It's taking me 9.5 seconds to generate 6 seconds of audio. Also the audio output quality is pretty poor sample.wav
- What should I expect the performance to be if the model was converted to use
cuda? - How can I improve audio quality?
@acrosson The network in this repo is designed for best performance on CPU - low op count, branching and memory access optimized for pipelined processors. For best performance on GPU you would use something like WaveGlow - no branching, massive op count amortized over thousands of simple compute cores. On my dinky old laptop, I can synthesize 9.1 sec of audio in 8.1 seconds on a single cpu core. There are some opportunities for further optimization still. Either your computer is even slower than mine, or there is something suboptimal with code optimization (correct -O and -march flags are important).

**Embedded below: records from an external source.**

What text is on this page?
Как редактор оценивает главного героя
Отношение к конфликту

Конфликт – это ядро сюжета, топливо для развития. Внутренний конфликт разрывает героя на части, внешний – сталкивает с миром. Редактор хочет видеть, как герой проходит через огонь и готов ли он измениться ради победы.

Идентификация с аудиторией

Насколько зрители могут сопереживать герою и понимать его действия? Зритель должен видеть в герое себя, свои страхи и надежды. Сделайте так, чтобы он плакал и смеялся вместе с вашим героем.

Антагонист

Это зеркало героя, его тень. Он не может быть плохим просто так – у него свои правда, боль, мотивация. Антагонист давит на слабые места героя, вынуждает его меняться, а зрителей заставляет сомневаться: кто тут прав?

For the sound quality, let's check if it's due to pruning. I observe that the quality drop with pruning is quite sharp past some "critical" pruning fraction. This "critical" fraction depends on the dataset used for training. When training with noisier datasets, I observe that I have to keep more weights after pruning to maintain sound quality.
If you go to your checkpoints/eval directory, you should have wav outputs every 10K steps or so. Listen to the output at around step 40000. If it sounds Ok, then check later steps. The step at which it sounds bad will tell you what fraction of the weights you can prune.
For training with https://github.com/mozilla/TTS/ I can prune up to 90% of the weights with little impact on quality. I applied a FIR filter with a window between 95 and 7600 Hz to the M-AILABS dataset I used for training. Here's an example of speech synthesized from text: https://drive.google.com/open?id=1mrV_1RuKOyZxk4gp_81A7l9FmX9qhPAt
Here's one synthesized from mels: https://drive.google.com/open?id=1T-D3jHrI8tlb9EwohaAEdFP0ddwK7LfJ
@maozhiqiang how to export to C++ inference,thank you
Hi all, When I run "python test_wavernnvocoder.py", I got this error: ImportError: /WaveRNN-Pytorch/library/build/WaveRNNVocoder.so: undefined symbol: PyThread_tss_get Is there anyone who can tell me how to fix it? Thank you very much!
@geneing hello, i use a hparams like belows,i can get a good result, but the inference time which i take is about 8s, is there any method can speed up inference, thank you.
model parameters
rnn_dims=400,
fc_dims=256,
pad=2,
upsample_factors=(4, 5, 10),
compute_dims=64,
res_out_dims=32*2,
res_blocks=3,